Right now, though, it’s looking like Roma could not have hired anyone better.
As former Portugal international Adrien Silva told GOAL, “It’s surprising in one sense, because Roma was having a very difficult time before he arrived. They were nowhere near the same level as their main rivals in Italy but now they’re getting closer and closer under him.
“But, on the other hand, it’s not that surprising that they’re now doing well because it’s Jose Mourinho! And he’s shown at so many clubs during this career that he’s one of the best managers in the world.
“It just goes to show you that sometimes you just need the right manager at the right time for things to click.”
Mourinho and Roma undoubtedly now appear a perfect match. At the very least, they have re-energised one another.
Mourinho has admitted that he felt and fed off the passion of the club’s long-suffering fan base right from his first day back in Italy.
Hundreds turned up to welcome him to Rome, while a mural quickly appeared in the Testaccio quarter of the city depicting a smiling Mourinho wearing a Giallorossi scarf and driving a custom-made Vespa.
It was quite the welcome, immediate proof that former Roma director Walter Sabatini had been right when he described Mourinho’s arrival as “an emotional earthquake”.
The after-shocks are still being felt. Mourinho has been involved in one row after another, underlining that he hasn’t lost his fondess for courting controversy.
However, it has also become clear over the course of the campaign that he also remains a remarkable man-manager.
On the face of it, the Serie A stats aren’t that impressive: Mourinho only accrued 63 points – one more than Fonseca managed in his final season at the helm.
However, Roma not only secured a Europa League place via a sixth-placed finish, they did so while also progressing all the way to the Conference League final.
That really shouldn’t have been possible with such a shallow pool of quality reserves.
However, after ruthlessly ditching those he deemed surplus to requirements, including ex-Barcelona and Chelsea star Pedro, Mourinho set about making the most out of a small-but-unified squad.
He also recruited, it has to be said.
It is, of course, the sporting directors that control transfers in Italy, but Tammy Abraham was effectively a Mourinho signing, with the former Chelsea manager going out of his way to convince the Cobham academy product to move to Rome.
The England international has enjoyed a historic debut season in Serie A, and again, Mourinho has played a pivotal role.
Even after Abrham scored the decisive goal in Roma’s Conference League semi-final win over Leicester, Mourinho refused to praise his star striker.

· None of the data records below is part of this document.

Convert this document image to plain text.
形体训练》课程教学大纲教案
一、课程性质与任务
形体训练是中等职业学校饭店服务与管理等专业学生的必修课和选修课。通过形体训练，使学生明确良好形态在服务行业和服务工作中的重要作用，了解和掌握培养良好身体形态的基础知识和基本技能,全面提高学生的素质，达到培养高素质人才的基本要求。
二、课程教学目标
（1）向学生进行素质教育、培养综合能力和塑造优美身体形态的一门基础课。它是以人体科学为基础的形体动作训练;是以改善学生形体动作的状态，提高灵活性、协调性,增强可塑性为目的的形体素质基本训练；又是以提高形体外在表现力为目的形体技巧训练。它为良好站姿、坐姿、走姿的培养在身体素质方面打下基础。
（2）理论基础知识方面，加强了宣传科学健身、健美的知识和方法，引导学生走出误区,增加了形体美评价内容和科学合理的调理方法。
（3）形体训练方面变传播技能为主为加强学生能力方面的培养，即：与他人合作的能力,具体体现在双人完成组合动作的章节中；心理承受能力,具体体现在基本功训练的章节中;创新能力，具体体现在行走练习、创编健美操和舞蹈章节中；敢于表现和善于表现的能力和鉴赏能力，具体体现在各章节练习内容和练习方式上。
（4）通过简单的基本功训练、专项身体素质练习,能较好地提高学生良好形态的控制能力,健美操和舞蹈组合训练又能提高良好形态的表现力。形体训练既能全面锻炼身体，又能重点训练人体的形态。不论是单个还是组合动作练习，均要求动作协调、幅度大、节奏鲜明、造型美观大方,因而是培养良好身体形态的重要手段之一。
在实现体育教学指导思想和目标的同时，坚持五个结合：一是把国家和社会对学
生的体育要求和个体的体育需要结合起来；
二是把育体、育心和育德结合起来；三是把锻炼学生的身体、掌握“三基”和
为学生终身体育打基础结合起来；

“Because he can do better and he knows that!” Mourinho told Sky Sport Italia. “He is a great player with potential to be even greater.”

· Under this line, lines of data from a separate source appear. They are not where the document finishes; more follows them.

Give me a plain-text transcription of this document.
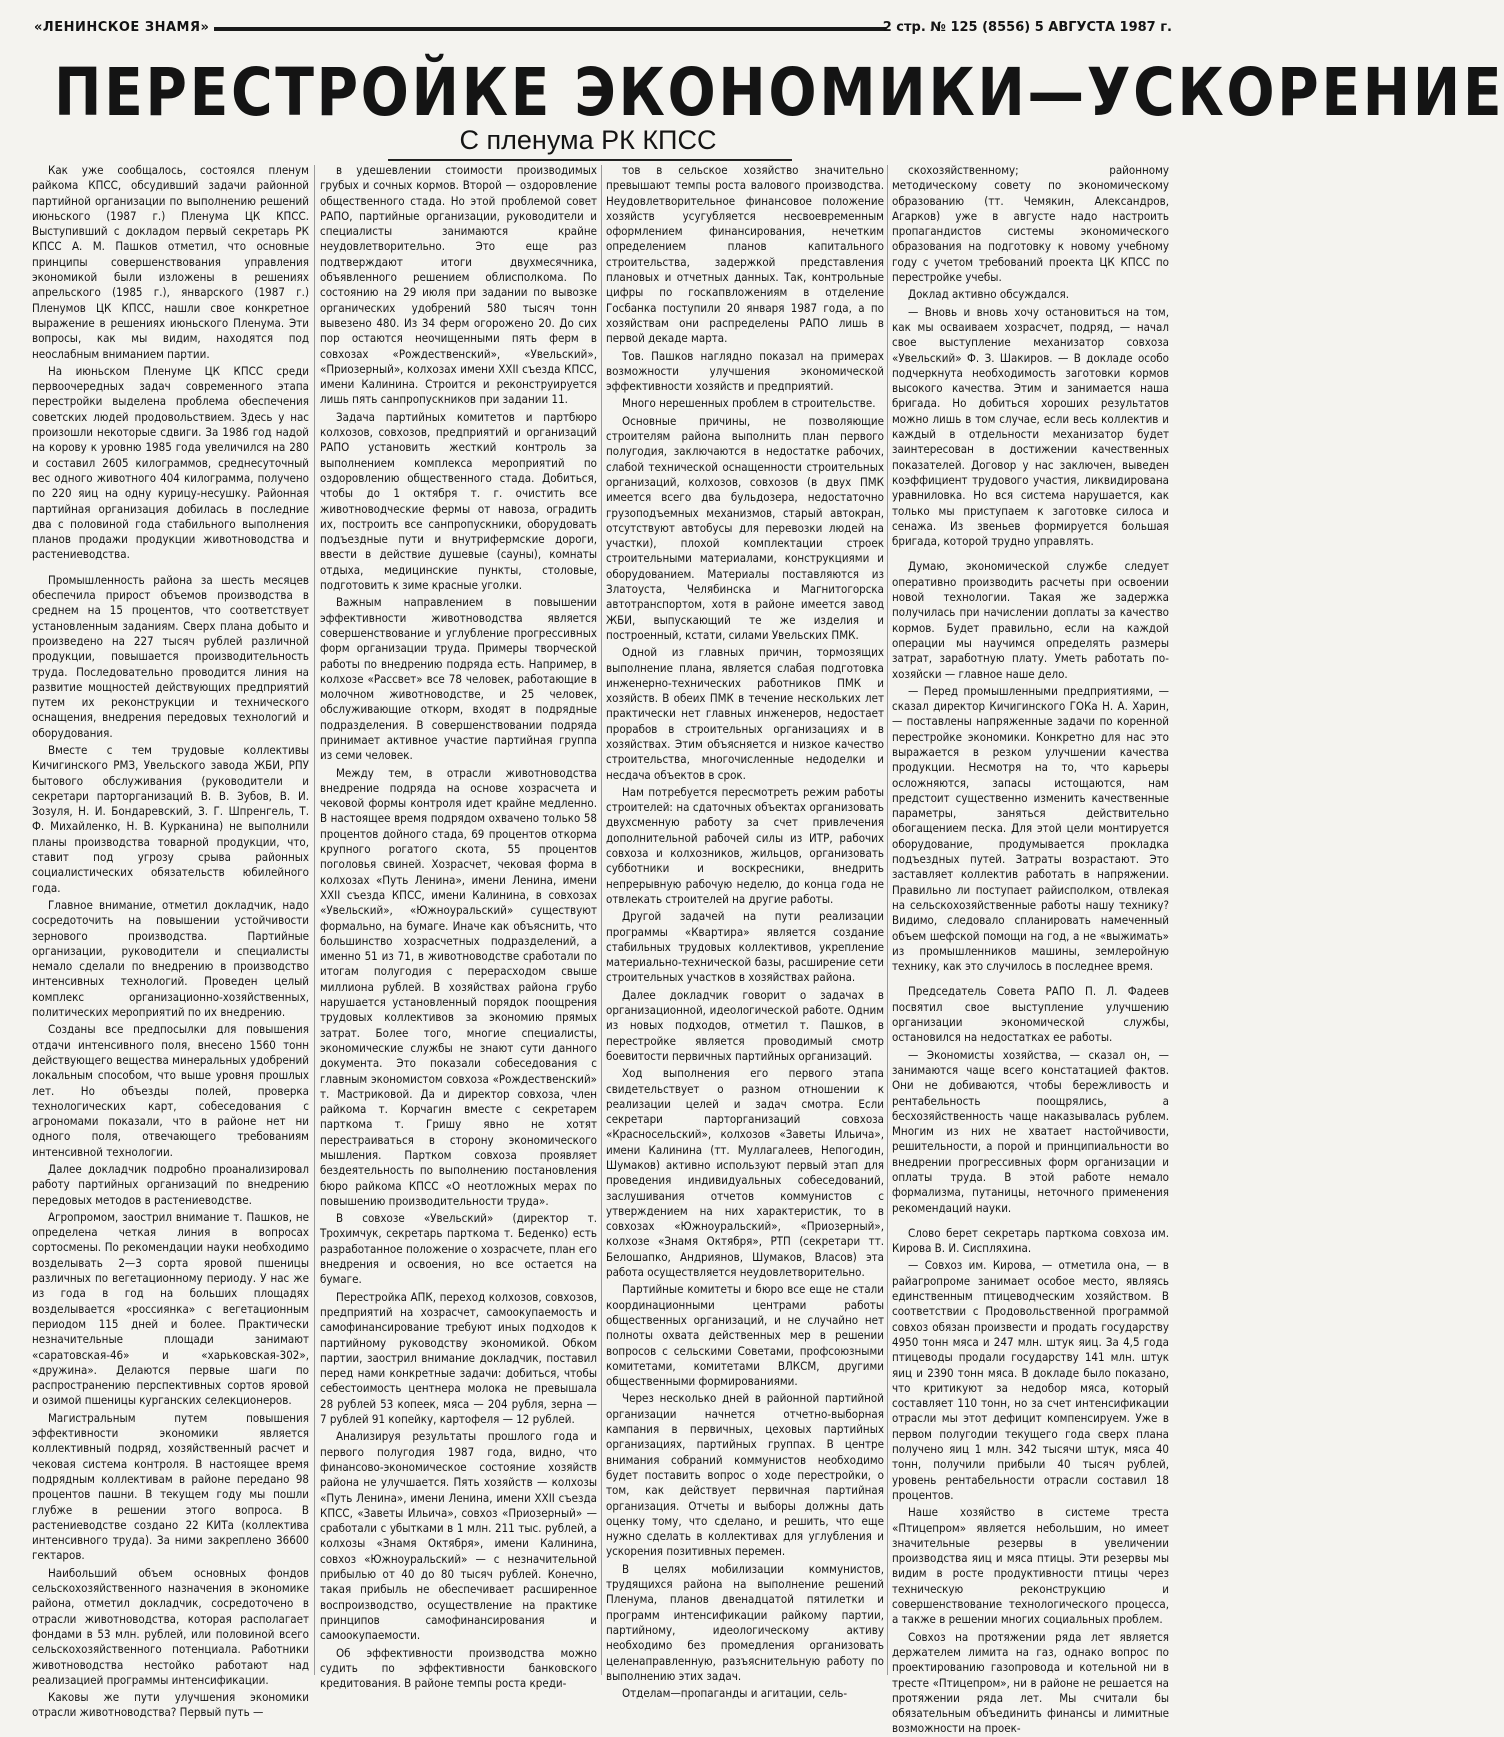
«ЛЕНИНСКОЕ ЗНАМЯ»	2 стр. № 125 (8556) 5 АВГУСТА 1987 г.
ПЕРЕСТРОЙКЕ ЭКОНОМИКИ—УСКОРЕНИЕ
С пленума РК КПСС

Как уже сообщалось, состоялся пленум райкома КПСС, обсудивший задачи районной партийной организации по выполнению решений июньского (1987 г.) Пленума ЦК КПСС. Выступивший с докладом первый секретарь РК КПСС А. М. Пашков отметил, что основные принципы совершенствования управления экономикой были изложены в решениях апрельского (1985 г.), январского (1987 г.) Пленумов ЦК КПСС, нашли свое конкретное выражение в решениях июньского Пленума. Эти вопросы, как мы видим, находятся под неослабным вниманием партии.

На июньском Пленуме ЦК КПСС среди первоочередных задач современного этапа перестройки выделена проблема обеспечения советских людей продовольствием. Здесь у нас произошли некоторые сдвиги. За 1986 год надой на корову к уровню 1985 года увеличился на 280 и составил 2605 килограммов, среднесуточный вес одного животного 404 килограмма, получено по 220 яиц на одну курицу-несушку. Районная партийная организация добилась в последние два с половиной года стабильного выполнения планов продажи продукции животноводства и растениеводства.

Промышленность района за шесть месяцев обеспечила прирост объемов производства в среднем на 15 процентов, что соответствует установленным заданиям. Сверх плана добыто и произведено на 227 тысяч рублей различной продукции, повышается производительность труда. Последовательно проводится линия на развитие мощностей действующих предприятий путем их реконструкции и технического оснащения, внедрения передовых технологий и оборудования.

Вместе с тем трудовые коллективы Кичигинского РМЗ, Увельского завода ЖБИ, РПУ бытового обслуживания (руководители и секретари парторганизаций В. В. Зубов, В. И. Зозуля, Н. И. Бондаревский, З. Г. Шпренгель, Т. Ф. Михайленко, Н. В. Курканина) не выполнили планы производства товарной продукции, что, ставит под угрозу срыва районных социалистических обязательств юбилейного года.

Главное внимание, отметил докладчик, надо сосредоточить на повышении устойчивости зернового производства. Партийные организации, руководители и специалисты немало сделали по внедрению в производство интенсивных технологий. Проведен целый комплекс организационно-хозяйственных, политических мероприятий по их внедрению.

Созданы все предпосылки для повышения отдачи интенсивного поля, внесено 1560 тонн действующего вещества минеральных удобрений локальным способом, что выше уровня прошлых лет. Но объезды полей, проверка технологических карт, собеседования с агрономами показали, что в районе нет ни одного поля, отвечающего требованиям интенсивной технологии.

Далее докладчик подробно проанализировал работу партийных организаций по внедрению передовых методов в растениеводстве.

Агропромом, заострил внимание т. Пашков, не определена четкая линия в вопросах сортосмены. По рекомендации науки необходимо возделывать 2—3 сорта яровой пшеницы различных по вегетационному периоду. У нас же из года в год на больших площадях возделывается «россиянка» с вегетационным периодом 115 дней и более. Практически незначительные площади занимают «саратовская-46» и «харьковская-302», «дружина». Делаются первые шаги по распространению перспективных сортов яровой и озимой пшеницы курганских селекционеров.

Магистральным путем повышения эффективности экономики является коллективный подряд, хозяйственный расчет и чековая система контроля. В настоящее время подрядным коллективам в районе передано 98 процентов пашни. В текущем году мы пошли глубже в решении этого вопроса. В растениеводстве создано 22 КИТа (коллектива интенсивного труда). За ними закреплено 36600 гектаров.

Наибольший объем основных фондов сельскохозяйственного назначения в экономике района, отметил докладчик, сосредоточено в отрасли животноводства, которая располагает фондами в 53 млн. рублей, или половиной всего сельскохозяйственного потенциала. Работники животноводства нестойко работают над реализацией программы интенсификации.

Каковы же пути улучшения экономики отрасли животноводства? Первый путь —

в удешевлении стоимости производимых грубых и сочных кормов. Второй — оздоровление общественного стада. Но этой проблемой совет РАПО, партийные организации, руководители и специалисты занимаются крайне неудовлетворительно. Это еще раз подтверждают итоги двухмесячника, объявленного решением облисполкома. По состоянию на 29 июля при задании по вывозке органических удобрений 580 тысяч тонн вывезено 480. Из 34 ферм огорожено 20. До сих пор остаются неочищенными пять ферм в совхозах «Рождественский», «Увельский», «Приозерный», колхозах имени XXII съезда КПСС, имени Калинина. Строится и реконструируется лишь пять санпропускников при задании 11.

Задача партийных комитетов и партбюро колхозов, совхозов, предприятий и организаций РАПО установить жесткий контроль за выполнением комплекса мероприятий по оздоровлению общественного стада. Добиться, чтобы до 1 октября т. г. очистить все животноводческие фермы от навоза, оградить их, построить все санпропускники, оборудовать подъездные пути и внутрифермские дороги, ввести в действие душевые (сауны), комнаты отдыха, медицинские пункты, столовые, подготовить к зиме красные уголки.

Важным направлением в повышении эффективности животноводства является совершенствование и углубление прогрессивных форм организации труда. Примеры творческой работы по внедрению подряда есть. Например, в колхозе «Рассвет» все 78 человек, работающие в молочном животноводстве, и 25 человек, обслуживающие откорм, входят в подрядные подразделения. В совершенствовании подряда принимает активное участие партийная группа из семи человек.

Между тем, в отрасли животноводства внедрение подряда на основе хозрасчета и чековой формы контроля идет крайне медленно. В настоящее время подрядом охвачено только 58 процентов дойного стада, 69 процентов откорма крупного рогатого скота, 55 процентов поголовья свиней. Хозрасчет, чековая форма в колхозах «Путь Ленина», имени Ленина, имени XXII съезда КПСС, имени Калинина, в совхозах «Увельский», «Южноуральский» существуют формально, на бумаге. Иначе как объяснить, что большинство хозрасчетных подразделений, а именно 51 из 71, в животноводстве сработали по итогам полугодия с перерасходом свыше миллиона рублей. В хозяйствах района грубо нарушается установленный порядок поощрения трудовых коллективов за экономию прямых затрат. Более того, многие специалисты, экономические службы не знают сути данного документа. Это показали собеседования с главным экономистом совхоза «Рождественский» т. Мастриковой. Да и директор совхоза, член райкома т. Корчагин вместе с секретарем парткома т. Гришу явно не хотят перестраиваться в сторону экономического мышления. Партком совхоза проявляет бездеятельность по выполнению постановления бюро райкома КПСС «О неотложных мерах по повышению производительности труда».

В совхозе «Увельский» (директор т. Трохимчук, секретарь парткома т. Беденко) есть разработанное положение о хозрасчете, план его внедрения и освоения, но все остается на бумаге.

Перестройка АПК, переход колхозов, совхозов, предприятий на хозрасчет, самоокупаемость и самофинансирование требуют иных подходов к партийному руководству экономикой. Обком партии, заострил внимание докладчик, поставил перед нами конкретные задачи: добиться, чтобы себестоимость центнера молока не превышала 28 рублей 53 копеек, мяса — 204 рубля, зерна — 7 рублей 91 копейку, картофеля — 12 рублей.

Анализируя результаты прошлого года и первого полугодия 1987 года, видно, что финансово-экономическое состояние хозяйств района не улучшается. Пять хозяйств — колхозы «Путь Ленина», имени Ленина, имени XXII съезда КПСС, «Заветы Ильича», совхоз «Приозерный» — сработали с убытками в 1 млн. 211 тыс. рублей, а колхозы «Знамя Октября», имени Калинина, совхоз «Южноуральский» — с незначительной прибылью от 40 до 80 тысяч рублей. Конечно, такая прибыль не обеспечивает расширенное воспроизводство, осуществление на практике принципов самофинансирования и самоокупаемости.

Об эффективности производства можно судить по эффективности банковского кредитования. В районе темпы роста креди-

тов в сельское хозяйство значительно превышают темпы роста валового производства. Неудовлетворительное финансовое положение хозяйств усугубляется несвоевременным оформлением финансирования, нечетким определением планов капитального строительства, задержкой представления плановых и отчетных данных. Так, контрольные цифры по госкапвложениям в отделение Госбанка поступили 20 января 1987 года, а по хозяйствам они распределены РАПО лишь в первой декаде марта.

Тов. Пашков наглядно показал на примерах возможности улучшения экономической эффективности хозяйств и предприятий.

Много нерешенных проблем в строительстве.

Основные причины, не позволяющие строителям района выполнить план первого полугодия, заключаются в недостатке рабочих, слабой технической оснащенности строительных организаций, колхозов, совхозов (в двух ПМК имеется всего два бульдозера, недостаточно грузоподъемных механизмов, старый автокран, отсутствуют автобусы для перевозки людей на участки), плохой комплектации строек строительными материалами, конструкциями и оборудованием. Материалы поставляются из Златоуста, Челябинска и Магнитогорска автотранспортом, хотя в районе имеется завод ЖБИ, выпускающий те же изделия и построенный, кстати, силами Увельских ПМК.

Одной из главных причин, тормозящих выполнение плана, является слабая подготовка инженерно-технических работников ПМК и хозяйств. В обеих ПМК в течение нескольких лет практически нет главных инженеров, недостает прорабов в строительных организациях и в хозяйствах. Этим объясняется и низкое качество строительства, многочисленные недоделки и несдача объектов в срок.

Нам потребуется пересмотреть режим работы строителей: на сдаточных объектах организовать двухсменную работу за счет привлечения дополнительной рабочей силы из ИТР, рабочих совхоза и колхозников, жильцов, организовать субботники и воскресники, внедрить непрерывную рабочую неделю, до конца года не отвлекать строителей на другие работы.

Другой задачей на пути реализации программы «Квартира» является создание стабильных трудовых коллективов, укрепление материально-технической базы, расширение сети строительных участков в хозяйствах района.

Далее докладчик говорит о задачах в организационной, идеологической работе. Одним из новых подходов, отметил т. Пашков, в перестройке является проводимый смотр боевитости первичных партийных организаций.

Ход выполнения его первого этапа свидетельствует о разном отношении к реализации целей и задач смотра. Если секретари парторганизаций совхоза «Красносельский», колхозов «Заветы Ильича», имени Калинина (тт. Муллагалеев, Непогодин, Шумаков) активно используют первый этап для проведения индивидуальных собеседований, заслушивания отчетов коммунистов с утверждением на них характеристик, то в совхозах «Южноуральский», «Приозерный», колхозе «Знамя Октября», РТП (секретари тт. Белошапко, Андриянов, Шумаков, Власов) эта работа осуществляется неудовлетворительно.

Партийные комитеты и бюро все еще не стали координационными центрами работы общественных организаций, и не случайно нет полноты охвата действенных мер в решении вопросов с сельскими Советами, профсоюзными комитетами, комитетами ВЛКСМ, другими общественными формированиями.

Через несколько дней в районной партийной организации начнется отчетно-выборная кампания в первичных, цеховых партийных организациях, партийных группах. В центре внимания собраний коммунистов необходимо будет поставить вопрос о ходе перестройки, о том, как действует первичная партийная организация. Отчеты и выборы должны дать оценку тому, что сделано, и решить, что еще нужно сделать в коллективах для углубления и ускорения позитивных перемен.

В целях мобилизации коммунистов, трудящихся района на выполнение решений Пленума, планов двенадцатой пятилетки и программ интенсификации райкому партии, партийному, идеологическому активу необходимо без промедления организовать целенаправленную, разъяснительную работу по выполнению этих задач.

Отделам—пропаганды и агитации, сель-

скохозяйственному; районному методическому совету по экономическому образованию (тт. Чемякин, Александров, Агарков) уже в августе надо настроить пропагандистов системы экономического образования на подготовку к новому учебному году с учетом требований проекта ЦК КПСС по перестройке учебы.

Доклад активно обсуждался.

— Вновь и вновь хочу остановиться на том, как мы осваиваем хозрасчет, подряд, — начал свое выступление механизатор совхоза «Увельский» Ф. З. Шакиров. — В докладе особо подчеркнута необходимость заготовки кормов высокого качества. Этим и занимается наша бригада. Но добиться хороших результатов можно лишь в том случае, если весь коллектив и каждый в отдельности механизатор будет заинтересован в достижении качественных показателей. Договор у нас заключен, выведен коэффициент трудового участия, ликвидирована уравниловка. Но вся система нарушается, как только мы приступаем к заготовке силоса и сенажа. Из звеньев формируется большая бригада, которой трудно управлять.

Думаю, экономической службе следует оперативно производить расчеты при освоении новой технологии. Такая же задержка получилась при начислении доплаты за качество кормов. Будет правильно, если на каждой операции мы научимся определять размеры затрат, заработную плату. Уметь работать по-хозяйски — главное наше дело.

— Перед промышленными предприятиями, — сказал директор Кичигинского ГОКа Н. А. Харин, — поставлены напряженные задачи по коренной перестройке экономики. Конкретно для нас это выражается в резком улучшении качества продукции. Несмотря на то, что карьеры осложняются, запасы истощаются, нам предстоит существенно изменить качественные параметры, заняться действительно обогащением песка. Для этой цели монтируется оборудование, продумывается прокладка подъездных путей. Затраты возрастают. Это заставляет коллектив работать в напряжении. Правильно ли поступает райисполком, отвлекая на сельскохозяйственные работы нашу технику? Видимо, следовало спланировать намеченный объем шефской помощи на год, а не «выжимать» из промышленников машины, землеройную технику, как это случилось в последнее время.

Председатель Совета РАПО П. Л. Фадеев посвятил свое выступление улучшению организации экономической службы, остановился на недостатках ее работы.

— Экономисты хозяйства, — сказал он, — занимаются чаще всего констатацией фактов. Они не добиваются, чтобы бережливость и рентабельность поощрялись, а бесхозяйственность чаще наказывалась рублем. Многим из них не хватает настойчивости, решительности, а порой и принципиальности во внедрении прогрессивных форм организации и оплаты труда. В этой работе немало формализма, путаницы, неточного применения рекомендаций науки.

Слово берет секретарь парткома совхоза им. Кирова В. И. Сиспляхина.

— Совхоз им. Кирова, — отметила она, — в райагропроме занимает особое место, являясь единственным птицеводческим хозяйством. В соответствии с Продовольственной программой совхоз обязан произвести и продать государству 4950 тонн мяса и 247 млн. штук яиц. За 4,5 года птицеводы продали государству 141 млн. штук яиц и 2390 тонн мяса. В докладе было показано, что критикуют за недобор мяса, который составляет 110 тонн, но за счет интенсификации отрасли мы этот дефицит компенсируем. Уже в первом полугодии текущего года сверх плана получено яиц 1 млн. 342 тысячи штук, мяса 40 тонн, получили прибыли 40 тысяч рублей, уровень рентабельности отрасли составил 18 процентов.

Наше хозяйство в системе треста «Птицепром» является небольшим, но имеет значительные резервы в увеличении производства яиц и мяса птицы. Эти резервы мы видим в росте продуктивности птицы через техническую реконструкцию и совершенствование технологического процесса, а также в решении многих социальных проблем.

Совхоз на протяжении ряда лет является держателем лимита на газ, однако вопрос по проектированию газопровода и котельной ни в тресте «Птицепром», ни в районе не решается на протяжении ряда лет. Мы считали бы обязательным объединить финансы и лимитные возможности на проек-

This was classic Mourinho, of course. The tough love approach hasn’t always worked, of course, but it has always been his way.
“When you train under Mourinho, he takes a normal player and can make him believe he is the best player in the world,” former Inter goalkeeper Julio Cesar told GOAL. “He is a magician.
“He takes a player and makes him stronger than he is. That’s Mourinho’s approach to players. He is amazing and he gets inside your head.
“I remember one day, I wasn’t playing very well. For him to push me, to make me believe I am one of the best goalkeepers, he said ‘You can be one of the best in the world but today you played like you are from Serie C!’
“He has this way of pushing you because he believes in you, making you angry a little bit but this is what he does.”
Tellingly, Cesar and many of his former Inter team-mates still speak regularly to Mourinho in a WhatsApp group set up to celebrate their treble triumph.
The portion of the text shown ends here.